All of this troubling on many levels. But perhaps most troubling is the general apathy. This narrative is so commonplace that we rarely raise an eyebrow until the story becomes so big and dramatic that we must pay attention. It takes a catastrophe like Flint, Michigan (a polluted river was the starting point for this ongoing tragedy), The Animas River poisoning by mine waste (bitch all you want about the EPA, but the pollution came from unregulated mining that is still a threat thanks to some antiquated Western mining laws put in place by President Grant) and of course the flaming Cuyahoga River of 1969 that led to establishment of the EPA. It took a river catching fire for this country to create an agency to look out for the health of our water and air.

We are slow, painfully slow, learners. We rarely notice anything until it slaps us in the face. And what makes matters worse is that we often grow complacent after a few “victories.” Yes, we’ve managed to get some regulations in place. Big damn deal. The most precious resource on this planet calls for more protection than a few regulations, and even those few barely stop anything.

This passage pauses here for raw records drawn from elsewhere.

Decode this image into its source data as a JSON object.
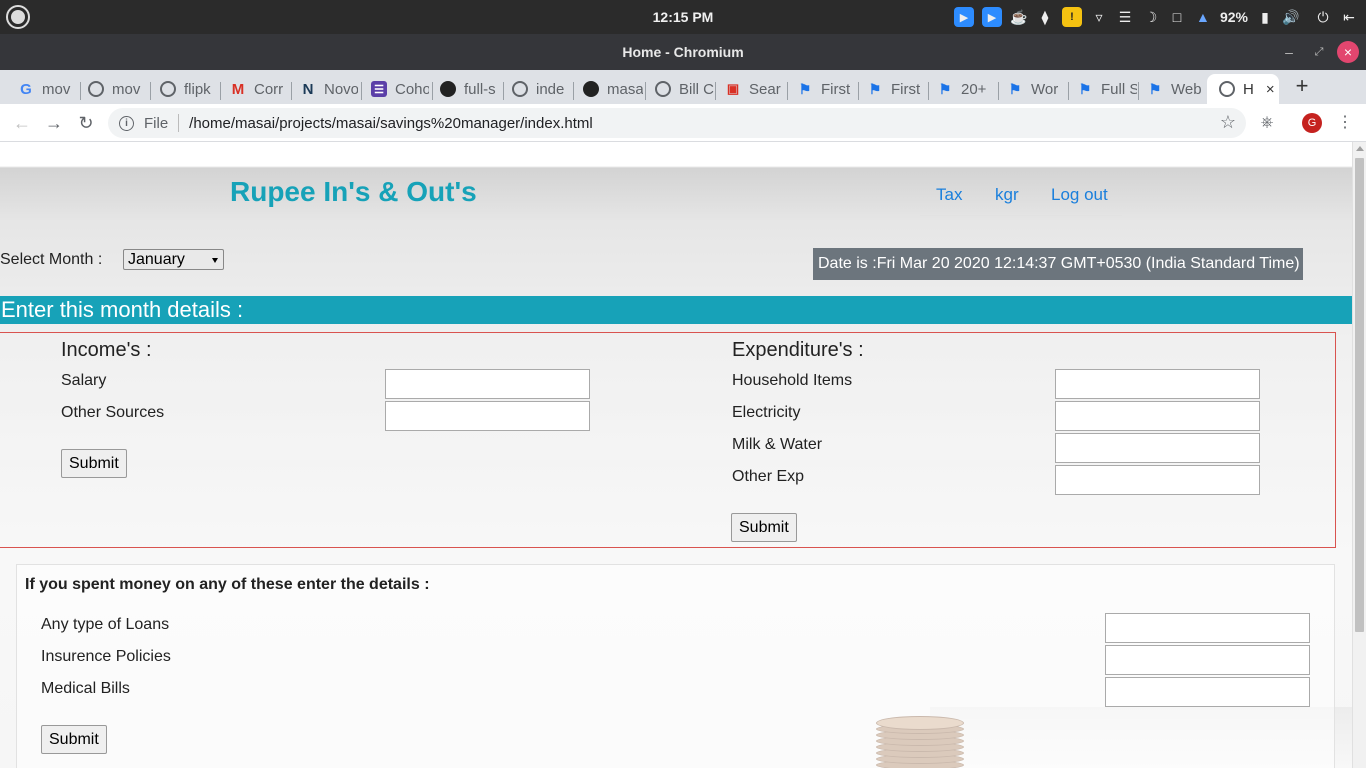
{
  "os": {
    "clock": "12:15 PM",
    "battery_percent": "92%",
    "tray_icons": [
      "zoom-icon",
      "zoom-icon",
      "coffee-icon",
      "slack-icon",
      "warning-icon",
      "wifi-icon",
      "menu-icon",
      "night-mode-icon",
      "folder-icon",
      "notification-icon",
      "battery-icon",
      "volume-icon",
      "power-icon",
      "exit-icon"
    ]
  },
  "window": {
    "title": "Home - Chromium"
  },
  "tabs": [
    {
      "label": "mov",
      "icon": "google-icon"
    },
    {
      "label": "mov",
      "icon": "globe-icon"
    },
    {
      "label": "flipk",
      "icon": "globe-icon"
    },
    {
      "label": "Corr",
      "icon": "gmail-icon"
    },
    {
      "label": "Novo",
      "icon": "n-icon"
    },
    {
      "label": "Coho",
      "icon": "list-icon"
    },
    {
      "label": "full-s",
      "icon": "github-icon"
    },
    {
      "label": "inde",
      "icon": "globe-icon"
    },
    {
      "label": "masa",
      "icon": "github-icon"
    },
    {
      "label": "Bill C",
      "icon": "globe-icon"
    },
    {
      "label": "Sear",
      "icon": "bus-icon"
    },
    {
      "label": "First",
      "icon": "bookmark-icon"
    },
    {
      "label": "First",
      "icon": "bookmark-icon"
    },
    {
      "label": "20+",
      "icon": "bookmark-icon"
    },
    {
      "label": "Wor",
      "icon": "bookmark-icon"
    },
    {
      "label": "Full S",
      "icon": "bookmark-icon"
    },
    {
      "label": "Web",
      "icon": "bookmark-icon"
    },
    {
      "label": "H",
      "icon": "globe-icon",
      "active": true
    }
  ],
  "toolbar": {
    "scheme_label": "File",
    "url": "/home/masai/projects/masai/savings%20manager/index.html",
    "profile_initial": "G"
  },
  "page": {
    "site_title": "Rupee In's & Out's",
    "nav": [
      "Tax",
      "kgr",
      "Log out"
    ],
    "month_label": "Select Month :",
    "month_selected": "January",
    "date_text": "Date is :Fri Mar 20 2020 12:14:37 GMT+0530 (India Standard Time)",
    "section_title": "Enter this month details :",
    "income": {
      "heading": "Income's :",
      "fields": [
        "Salary",
        "Other Sources"
      ],
      "submit": "Submit"
    },
    "expenditure": {
      "heading": "Expenditure's :",
      "fields": [
        "Household Items",
        "Electricity",
        "Milk & Water",
        "Other Exp"
      ],
      "submit": "Submit"
    },
    "loans": {
      "heading": "If you spent money on any of these enter the details :",
      "fields": [
        "Any type of Loans",
        "Insurence Policies",
        "Medical Bills"
      ],
      "submit": "Submit"
    }
  },
  "colors": {
    "accent": "#17a2b8",
    "link": "#1a7fdc",
    "date_bg": "#6c757d",
    "border_red": "#d9534f"
  }
}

My uncle tells stories about when he and my dad were young, that they would just take off in the hills, camping under rock overhangs and splashing away the heat of a summer’s day in the nearby creek. He said they never carried any water because there were so many springs and seeps with cool clear water ready to quench a boy’s thirst. That’s a life that seems like a fairytale to me as I watch algae fluttering in the currents of McCoy Creek. It’s a life I’ve never known.

But it’s a life I’d like to reestablish for my grandkids.

Comments

I believe your story, but it is completely anecdotal and happily ignores the millions of acres of wildlife habitat farmers have protected. If you don't believe me google NRCS and state BMP programs. There are problems with agricultural runoff, but farmland makes better habitat that subdivisions and urban sprawl. The problem with stories lacking facts is that there are well just stories.

Al, I invite you to do just a quick Google search for fertilizer runoff pollution. The problem is far more prevalent and widespread than just my little corner of the world

What you've done here is used the red herring logical fallacy... or maybe a straw man... or maybe both. That farmland makes better wildlife habitat than subdivisions or urban sprawl is unquestioned (there's your straw man). Of course it does. That unregulated fertilizer runoff is poisoning our waterways is also unquestioned. Both of these are facts but they are unrelated facts.

Much as I wish it were so, water pollution is not "just a story."